The Islamic Financial Services Board meeting recently saw the
launch of the IFSB-IRTI-IsDB report on financial stability in the Islamic finance industry. I have not had a chance yet to read the report, but my initial impression of their effort is supportive. It recognizes that the global financial crisis did impact the Islamic financial system and can provide lessons as institutions grow larger. There have been many times, most recently a
couple weeks ago where I question whether too big to fail is not a problem that could afflict Islamic finance. I argued (and still maintain) that because the industry is concentrated in small countries in the Gulf, a big institution (like the planned Islamic mega bank or institutions like Dubai World, which is not an Islamic financial institution, but has received significant Shari'ah-compliant funding) could endanger the financial stability of the country it is based in. This problem is heightened because there are no Shari'ah-compliant options for 'lender of last resort', the role the US Federal Reserve played to keep healthy banks from being destroyed as global liquidity dried up. The potential problem does not end there. There is inter-bank funding occurring (although not generally overnight funding which caused virtual runs on conventional institutions) and so one bank's trouble spills over to other banks with exposure to the troubled bank.
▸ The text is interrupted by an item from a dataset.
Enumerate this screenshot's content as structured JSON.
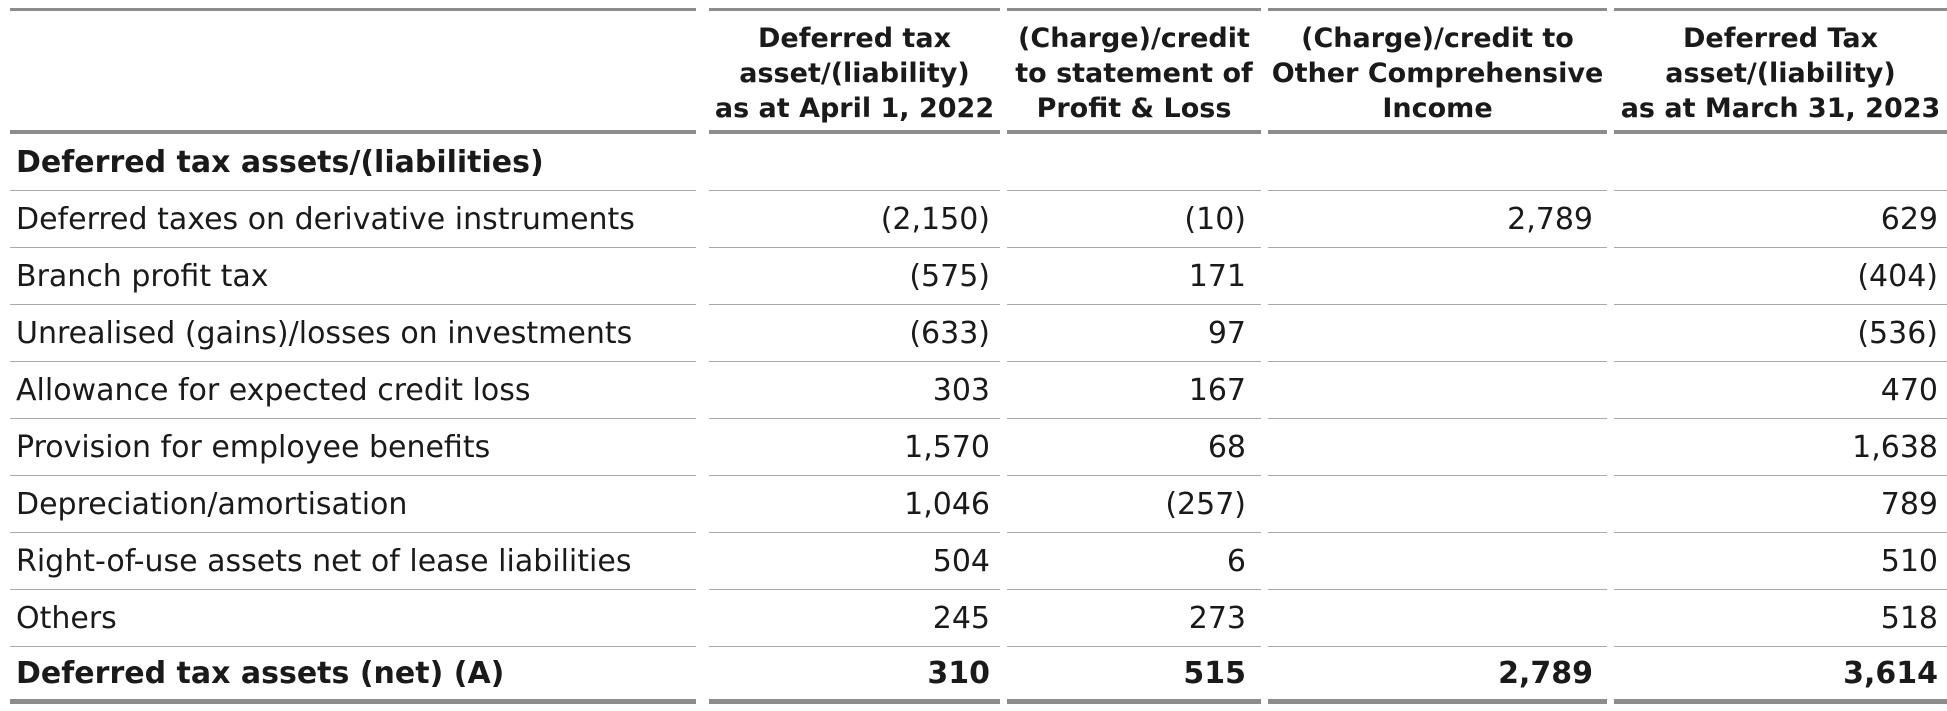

If a few large lslamic banks became insolvent, it is likely that their debt would be held on other banks' balance sheets and the writedown of the insolvent bank's debts held by other banks could put stress on the solvency of the other banks. This could be heightened if this caused retail banking customers to withdraw their money, which could cause a liquidity squeeze that would put the previously healthy banks at risk of insolvency. With that rather gloomy (although relatively unlikely) prospect in mind, I think it is a good thing for the establishment of an Islamic Financial Stability Forum, which was recommended in the report.